Sur le Thabor, Jésus révèle à Pierre, Jacques et Jean qui il est réellement. Il a beau être pleinement homme, il est aussi une Personne divine[v]. La blancheur éclatante de ses vêtements en est un symbole[vi], et c’est pourquoi nous revêtons un vêtement blanc le jour de notre baptême. Le Christ est « le plus beau des enfants des hommes » (Ps 44)… Sa beauté n’est pas celle que montre notre société, qui voue un culte idolâtrique au corps et en fait un objet de consommation, c’est celle de la grâce, qui vient non de spots extérieurs mais de l’unité intérieure et qui préfigure celle de nos corps glorifiés après la résurrection. Cette beauté-là sauvera le monde (Dostoïevski)… La voix du Père se fait entendre, et l’Esprit Saint se manifeste dans la nuée qui rappelle celle qui accompagnait la tente de la rencontre dans le désert. Pas étonnant que devant une telle Epiphanie, Pierre veuille dresser trois tentes afin d’en profiter aussi longtemps que possible[vii] !

 

Or, la prière et la contemplation ne sont pas des cocons pour notre bien-être, mais doivent nous donner la force de transformer notre monde. C’est ainsi qu’après la Transfiguration, les apôtres doivent redescendre. Le Père vient de leur dire : « Celui-ci est mon Fils bien-aimé » (comme lors de son baptême) mais il a ajouté : « Écoutez-le. » Écoutez celui qui vient de vous annoncer qu’il lui faudrait passer par la souffrance et la mort avant de ressusciter, et que vous-mêmes devez porter vos croix pour le suivre. N’ayez pas les pensées des hommes, ne soyez pas du côté de Satan (cf Mc 8,33).

Ainsi, si Dieu manifeste parfois sa lumière à ses envoyés, c’est pour leur donner la force d’assumer leurs missions dans le clair-obscur de leurs vies quotidiennes. C’est pourquoi Jésus redescend de la montagne, afin d’y retrouver l’immense foule des hommes souffrants et égarés qu’il est venu sauver. Pourquoi défend-il à ses trois compagnons de « raconter à personne ce qu’ils avaient vu, avant que le Fils de l’homme soit ressuscité d’entre les morts »[viii] ? Parce que sans le mystère de la croix qu’il leur a annoncé, celui de la Transfiguration risque d’être interprété comme un simple prodige…

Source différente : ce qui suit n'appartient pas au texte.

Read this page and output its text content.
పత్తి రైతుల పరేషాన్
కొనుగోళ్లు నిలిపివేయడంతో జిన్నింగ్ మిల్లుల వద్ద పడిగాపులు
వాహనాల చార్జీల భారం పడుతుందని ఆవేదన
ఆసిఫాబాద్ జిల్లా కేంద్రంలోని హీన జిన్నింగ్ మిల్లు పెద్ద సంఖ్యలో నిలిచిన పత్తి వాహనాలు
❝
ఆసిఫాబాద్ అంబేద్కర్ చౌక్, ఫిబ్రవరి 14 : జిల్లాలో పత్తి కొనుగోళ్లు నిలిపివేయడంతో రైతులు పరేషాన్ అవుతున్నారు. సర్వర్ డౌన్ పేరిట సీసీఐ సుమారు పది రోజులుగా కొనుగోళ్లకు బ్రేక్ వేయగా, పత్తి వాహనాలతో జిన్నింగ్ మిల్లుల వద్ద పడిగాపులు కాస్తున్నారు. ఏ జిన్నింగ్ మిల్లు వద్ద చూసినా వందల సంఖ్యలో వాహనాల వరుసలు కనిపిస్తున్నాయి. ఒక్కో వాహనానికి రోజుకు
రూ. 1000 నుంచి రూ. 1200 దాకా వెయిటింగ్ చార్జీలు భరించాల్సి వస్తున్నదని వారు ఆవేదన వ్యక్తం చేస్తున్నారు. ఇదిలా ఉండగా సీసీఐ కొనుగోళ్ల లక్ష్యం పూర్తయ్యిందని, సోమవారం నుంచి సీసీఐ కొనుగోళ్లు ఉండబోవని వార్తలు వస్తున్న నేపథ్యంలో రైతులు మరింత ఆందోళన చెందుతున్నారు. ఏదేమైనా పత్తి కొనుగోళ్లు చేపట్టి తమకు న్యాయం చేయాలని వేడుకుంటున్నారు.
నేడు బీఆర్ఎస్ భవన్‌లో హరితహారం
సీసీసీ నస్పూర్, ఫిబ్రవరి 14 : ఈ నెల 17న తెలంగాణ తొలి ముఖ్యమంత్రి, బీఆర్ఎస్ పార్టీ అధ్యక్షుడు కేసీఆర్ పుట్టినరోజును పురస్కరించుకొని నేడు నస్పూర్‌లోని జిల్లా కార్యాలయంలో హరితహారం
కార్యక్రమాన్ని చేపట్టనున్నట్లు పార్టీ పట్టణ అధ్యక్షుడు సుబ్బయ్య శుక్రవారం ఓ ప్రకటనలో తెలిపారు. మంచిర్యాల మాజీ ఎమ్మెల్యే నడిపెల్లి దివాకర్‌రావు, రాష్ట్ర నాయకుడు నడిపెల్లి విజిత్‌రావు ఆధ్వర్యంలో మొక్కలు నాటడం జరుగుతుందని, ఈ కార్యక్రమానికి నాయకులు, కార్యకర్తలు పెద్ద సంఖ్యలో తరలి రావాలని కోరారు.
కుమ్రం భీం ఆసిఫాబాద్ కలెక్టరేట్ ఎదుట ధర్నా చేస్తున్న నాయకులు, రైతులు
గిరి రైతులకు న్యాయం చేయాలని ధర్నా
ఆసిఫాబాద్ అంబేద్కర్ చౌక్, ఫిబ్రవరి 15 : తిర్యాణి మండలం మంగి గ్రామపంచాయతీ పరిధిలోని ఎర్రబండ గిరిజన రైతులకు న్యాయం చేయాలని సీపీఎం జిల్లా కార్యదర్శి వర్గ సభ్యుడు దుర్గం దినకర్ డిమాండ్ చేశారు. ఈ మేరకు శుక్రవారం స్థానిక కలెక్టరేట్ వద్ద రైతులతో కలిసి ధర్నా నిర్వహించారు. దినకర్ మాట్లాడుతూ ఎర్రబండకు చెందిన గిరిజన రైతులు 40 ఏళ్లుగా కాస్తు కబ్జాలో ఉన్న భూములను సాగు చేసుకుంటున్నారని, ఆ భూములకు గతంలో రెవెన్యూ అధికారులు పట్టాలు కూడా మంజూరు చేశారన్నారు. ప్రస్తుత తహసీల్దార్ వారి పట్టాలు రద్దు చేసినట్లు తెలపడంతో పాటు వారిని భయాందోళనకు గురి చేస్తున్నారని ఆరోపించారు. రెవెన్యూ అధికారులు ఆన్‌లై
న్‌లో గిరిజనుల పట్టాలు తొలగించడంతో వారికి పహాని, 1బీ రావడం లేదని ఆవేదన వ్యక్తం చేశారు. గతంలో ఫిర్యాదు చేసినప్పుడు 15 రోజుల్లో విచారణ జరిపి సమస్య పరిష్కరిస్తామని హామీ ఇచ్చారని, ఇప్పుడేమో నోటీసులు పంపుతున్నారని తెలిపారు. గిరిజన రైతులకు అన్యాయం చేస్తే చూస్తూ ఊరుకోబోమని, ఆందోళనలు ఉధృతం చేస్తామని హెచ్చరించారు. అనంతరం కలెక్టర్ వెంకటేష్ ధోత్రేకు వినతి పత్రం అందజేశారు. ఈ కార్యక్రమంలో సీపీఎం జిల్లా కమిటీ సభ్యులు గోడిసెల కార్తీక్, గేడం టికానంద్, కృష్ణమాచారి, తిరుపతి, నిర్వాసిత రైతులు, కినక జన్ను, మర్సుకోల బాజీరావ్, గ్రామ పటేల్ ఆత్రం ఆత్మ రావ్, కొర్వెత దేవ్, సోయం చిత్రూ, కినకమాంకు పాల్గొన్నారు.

Pourquoi avoir choisi ce moment et seulement Pierre, Jacques et Jean pour se révéler ainsi ? Parce que la Passion est proche, comme il l’a annoncé à Césarée, et que ces trois mêmes Apôtres seront bientôt avec lui sur un autre mont – celui des Oliviers où se situe le jardin de Gethsémani – au moment où il sera non plus trans- mais dé-figuré par l’angoisse, non plus le plus beau des enfants des hommes mais « sans beauté ni éclat pour attirer les regards » (Is 53,2). Ce jour-là, ils auraient pu se souvenir du Thabor pour garder leur courage, mais ils ne verront même pas le visage angoissé et suant le sang de leur maître, car ils dormiront à nouveau. Ce sommeil-là, contrairement à celui du Thabor, sera celui de leur péché, car Jésus leur aura demandé auparavant de veiller. Le temps leur a paru trop court sur le Thabor, le temps leur paraîtra trop long sur le Golgotha … Résultat : lorsque Jésus sera à nouveau défiguré – plus encore – sur un autre mont, le Golgotha, ils seront absents, incapables de se tenir debout près de la Croix avec Marie…

 

Pendant ce Carême, frères et sœurs, soyons à l’écoute du Seigneur en prenant le temps de méditer sa Parole. La prière est le moment où l’homme cesse de se situer dans le faire pour passer dans l’être et dans le laisser-faire. Elle nous donne la force de marcher dans la direction que Dieu nous indique, même si elle nous semble obscure. Prenons exemple sur Abraham, qui a accepté de sacrifier son fils bien-aimé, le fils de la Promesse, celui sur lequel reposait toute son espérance (1° lect.) Il ne comprenait pas mais il faisait confiance, se souvenant de tous les moments où Dieu avait agi dans sa vie et l’avait « transfigurée », sûr qu’Il est assez puissant pour ressusciter les morts (He 11,19) Il s’agit là d’un des plus beaux exemples de foi de toute la Bible, c’est pourquoi on appelle Abraham « père des croyants » (Rm 3,27) Mais le Père des hommes est allé encore plus loin, en sacrifiant réellement son Fils bien-aimé. Jésus a fait davantage qu’Isaac qui, selon la Tradition, avait accepté son holocauste. Son visage d’abord transfiguré par la lumière puis défiguré par la souffrance sont deux images de son amour et de sa gloire. Aussi, saint Paul peut affirmer : « Si Dieu est pour nous, qui sera contre nous ? Il n’a pas épargné son propre Fils, mais Il l’a livré pour nous tous : comment pourrait-il, avec lui, ne pas nous donner tout ? »  (2° lect.) Aussi, en marchant vers Pâques et la Résurrection, souvenons-nous d’Abraham et d’Isaac mais surtout du Christ. N’ayons pas peur de l’écouter et de prendre nos croix pour le suivre, quitte à parfois « faire la grimace ». Et sachons aussi rendre grâce pour tous les moments où Dieu nous transfigurera en se manifestant à nous dans la splendeur de sa beauté !

P. Arnaud

[i] « Bien-aimés, dès maintenant, nous sommes enfants de Dieu, mais ce que nous serons ne paraît pas encore clairement. Nous le savons : lorsque le Fils de Dieu paraîtra, nous serons semblables à lui parce que nous le verrons tel qu’il est. » (1 Jn 3, 2)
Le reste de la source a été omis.